365: Day 31 – Eulogy For Paul

                Born in a time of adventure, when being a Texan – specifically a Texan from Dallas – meant something a bit more than it does today, my great-uncle Paul had real grit. By that, I mean that he was someone who knew more than his fair share of hardship earlier in life than anyone should have to and, through it, grew to be a man of strength and integrity. What little I know of his life reads like a really good old-fashioned novel, the kind we had to read in school that had our imaginations conjuring in vivid detail each moment of our protagonist’s journey. He was a Tom Sawyer with equal parts “Boo” Radley and Atticus Finch thrown in for good measure. Paul was a far better character than any my writer’s brain has yet concocted, but better still, he was real and true and a helluva guy.

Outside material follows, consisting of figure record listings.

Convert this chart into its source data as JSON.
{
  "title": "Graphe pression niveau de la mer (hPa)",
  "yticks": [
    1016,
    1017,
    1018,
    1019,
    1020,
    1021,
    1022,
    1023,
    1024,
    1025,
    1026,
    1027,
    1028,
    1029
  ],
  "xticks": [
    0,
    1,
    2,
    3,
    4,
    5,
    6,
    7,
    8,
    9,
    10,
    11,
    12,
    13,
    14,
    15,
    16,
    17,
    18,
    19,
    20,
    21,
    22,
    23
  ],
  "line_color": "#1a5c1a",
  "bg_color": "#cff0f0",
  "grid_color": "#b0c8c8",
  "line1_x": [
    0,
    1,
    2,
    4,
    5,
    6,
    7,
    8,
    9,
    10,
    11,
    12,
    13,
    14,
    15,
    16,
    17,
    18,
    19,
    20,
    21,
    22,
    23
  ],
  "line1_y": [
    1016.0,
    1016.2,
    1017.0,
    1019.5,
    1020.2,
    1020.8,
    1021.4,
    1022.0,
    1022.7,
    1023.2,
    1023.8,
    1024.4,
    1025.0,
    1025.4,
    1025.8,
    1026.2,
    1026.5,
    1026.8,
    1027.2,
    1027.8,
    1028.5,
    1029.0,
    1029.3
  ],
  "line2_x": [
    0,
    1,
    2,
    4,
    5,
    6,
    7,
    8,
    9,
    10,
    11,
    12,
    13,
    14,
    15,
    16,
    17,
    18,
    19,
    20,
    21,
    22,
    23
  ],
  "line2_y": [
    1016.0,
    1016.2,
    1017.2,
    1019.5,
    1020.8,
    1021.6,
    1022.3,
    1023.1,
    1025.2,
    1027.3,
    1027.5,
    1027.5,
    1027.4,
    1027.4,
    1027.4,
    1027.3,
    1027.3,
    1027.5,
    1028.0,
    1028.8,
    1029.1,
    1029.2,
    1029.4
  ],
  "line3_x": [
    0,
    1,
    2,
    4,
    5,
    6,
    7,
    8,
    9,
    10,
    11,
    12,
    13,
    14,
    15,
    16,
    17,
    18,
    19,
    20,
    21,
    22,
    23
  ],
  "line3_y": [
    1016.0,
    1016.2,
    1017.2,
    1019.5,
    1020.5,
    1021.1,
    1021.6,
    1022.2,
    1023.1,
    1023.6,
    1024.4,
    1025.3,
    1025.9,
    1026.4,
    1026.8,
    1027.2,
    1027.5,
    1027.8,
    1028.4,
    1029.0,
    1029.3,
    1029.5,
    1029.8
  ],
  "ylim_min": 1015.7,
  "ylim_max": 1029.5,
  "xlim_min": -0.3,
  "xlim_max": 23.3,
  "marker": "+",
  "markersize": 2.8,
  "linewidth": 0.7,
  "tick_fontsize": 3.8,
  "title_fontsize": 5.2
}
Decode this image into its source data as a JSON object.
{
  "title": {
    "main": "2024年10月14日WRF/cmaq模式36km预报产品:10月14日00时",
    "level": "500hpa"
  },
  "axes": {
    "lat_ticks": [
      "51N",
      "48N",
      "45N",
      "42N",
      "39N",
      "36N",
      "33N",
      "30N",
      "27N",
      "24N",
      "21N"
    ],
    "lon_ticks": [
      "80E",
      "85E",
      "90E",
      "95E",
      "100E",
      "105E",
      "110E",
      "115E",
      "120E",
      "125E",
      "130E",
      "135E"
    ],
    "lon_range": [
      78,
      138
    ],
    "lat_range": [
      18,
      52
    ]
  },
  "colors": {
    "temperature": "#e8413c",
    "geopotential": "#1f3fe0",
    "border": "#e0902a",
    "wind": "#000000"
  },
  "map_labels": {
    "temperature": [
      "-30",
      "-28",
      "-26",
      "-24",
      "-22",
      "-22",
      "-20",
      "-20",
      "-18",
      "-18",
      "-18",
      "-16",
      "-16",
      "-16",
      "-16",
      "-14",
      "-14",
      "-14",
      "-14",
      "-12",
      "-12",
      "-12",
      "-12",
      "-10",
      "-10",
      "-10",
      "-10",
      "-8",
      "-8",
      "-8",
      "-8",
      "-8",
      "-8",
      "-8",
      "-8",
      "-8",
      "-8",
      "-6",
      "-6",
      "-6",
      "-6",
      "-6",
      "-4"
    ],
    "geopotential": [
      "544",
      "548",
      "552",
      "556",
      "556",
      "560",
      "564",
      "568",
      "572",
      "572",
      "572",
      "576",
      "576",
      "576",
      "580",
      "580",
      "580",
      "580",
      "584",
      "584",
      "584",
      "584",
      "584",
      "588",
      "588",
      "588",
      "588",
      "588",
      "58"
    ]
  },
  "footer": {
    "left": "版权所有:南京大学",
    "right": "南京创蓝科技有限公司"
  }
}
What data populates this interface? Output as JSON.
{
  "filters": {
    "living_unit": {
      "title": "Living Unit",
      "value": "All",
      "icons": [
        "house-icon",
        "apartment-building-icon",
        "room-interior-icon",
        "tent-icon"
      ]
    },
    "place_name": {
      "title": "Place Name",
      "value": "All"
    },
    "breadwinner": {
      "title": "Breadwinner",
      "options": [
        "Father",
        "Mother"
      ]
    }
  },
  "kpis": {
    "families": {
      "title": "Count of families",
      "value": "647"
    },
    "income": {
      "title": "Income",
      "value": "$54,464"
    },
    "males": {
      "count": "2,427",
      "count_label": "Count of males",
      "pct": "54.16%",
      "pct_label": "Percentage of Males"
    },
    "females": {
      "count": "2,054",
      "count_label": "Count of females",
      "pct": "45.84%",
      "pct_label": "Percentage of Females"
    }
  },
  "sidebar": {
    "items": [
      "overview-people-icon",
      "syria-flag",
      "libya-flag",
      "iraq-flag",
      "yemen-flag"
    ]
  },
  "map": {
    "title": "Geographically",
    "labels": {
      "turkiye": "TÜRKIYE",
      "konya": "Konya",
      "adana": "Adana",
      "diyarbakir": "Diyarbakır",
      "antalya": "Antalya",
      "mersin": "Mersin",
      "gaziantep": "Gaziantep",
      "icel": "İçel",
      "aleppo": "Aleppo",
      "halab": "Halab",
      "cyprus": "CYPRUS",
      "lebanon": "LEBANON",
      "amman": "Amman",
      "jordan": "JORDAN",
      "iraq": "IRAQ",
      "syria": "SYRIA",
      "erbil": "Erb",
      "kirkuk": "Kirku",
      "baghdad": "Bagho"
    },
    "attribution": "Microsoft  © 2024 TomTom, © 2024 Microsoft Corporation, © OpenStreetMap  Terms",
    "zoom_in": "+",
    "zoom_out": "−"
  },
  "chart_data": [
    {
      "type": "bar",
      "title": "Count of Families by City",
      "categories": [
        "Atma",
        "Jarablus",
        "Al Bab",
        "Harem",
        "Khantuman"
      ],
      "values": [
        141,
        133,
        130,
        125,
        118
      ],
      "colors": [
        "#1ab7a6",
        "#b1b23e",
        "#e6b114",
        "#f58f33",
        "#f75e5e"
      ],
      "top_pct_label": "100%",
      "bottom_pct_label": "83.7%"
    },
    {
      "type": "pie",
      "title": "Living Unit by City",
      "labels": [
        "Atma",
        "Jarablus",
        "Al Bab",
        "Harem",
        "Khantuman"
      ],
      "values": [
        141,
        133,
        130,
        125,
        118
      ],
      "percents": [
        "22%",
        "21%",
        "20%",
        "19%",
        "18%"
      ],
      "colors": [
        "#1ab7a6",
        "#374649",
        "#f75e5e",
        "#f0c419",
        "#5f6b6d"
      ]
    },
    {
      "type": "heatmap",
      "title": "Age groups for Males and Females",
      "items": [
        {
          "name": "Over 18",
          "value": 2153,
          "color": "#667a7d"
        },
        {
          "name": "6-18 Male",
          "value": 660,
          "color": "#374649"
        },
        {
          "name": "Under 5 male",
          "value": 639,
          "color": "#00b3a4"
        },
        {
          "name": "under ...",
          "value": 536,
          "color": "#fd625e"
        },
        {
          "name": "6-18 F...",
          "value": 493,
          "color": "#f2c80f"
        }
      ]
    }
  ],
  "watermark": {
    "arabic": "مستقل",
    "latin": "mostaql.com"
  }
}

                I wish I could tell you at length about his life – charm you with tales of his failures and triumphs – but the truth of the matter is that I never knew him as well as most. That is to say, I knew him as family and as well as someone who grew up a state away could know a great-uncle, I suppose, but there exists in a my heart no small amount of regret that I didn’t know him better. I, like most children, often heard stories he told (or those told about him) but paid them no mind. I am poorer for it, no doubt, but children are children, and I’ve no doubt Paul didn’t mind.

                At his funeral today, I shared a few remembrances, mostly funny asides – the things my mom might have shared had she not arrived at Heaven’s gates before him. I listened to the stories shared by others, memorializing the man he was to each of them. I heard of his strength, his humor and his love for his family. I heard of his faith in Christ as the hope of this hard Earth and his never-ending quest to learn about the world and its history.

                The thing is, Paul was a man who loved people. He was ornery and shocking and took no small amount of joy in pushing your buttons, but he wouldn’t have bothered if he didn’t love you. He was the only man I’ve ever known that could warm your heart with an insult.

                My mother often told me how it had been her rough and tough Uncle Paul that had been the first to shed a tear at her wedding. “He bawled like a baby,” she would say, and I knew it was true. I knew it because that soft, warm heart was always beating beneath every practical joke, every argument with his wife, Jean, that he would draw out like cold molasses just for the hell of it. Every time he scared the fool out of my mother, she felt that love. Every time he inspected my long hair and asked me if my barber had died, I felt it too.

                The world is a little paler today – overtaken a bit by darker clouds. I know grief all too well, and I know her fickle ways. Experience has taught me that the sun will surely shine again and warm us with its light, but I can’t help but feel that it will never be quite as bright – quite as warm – without that lovely man.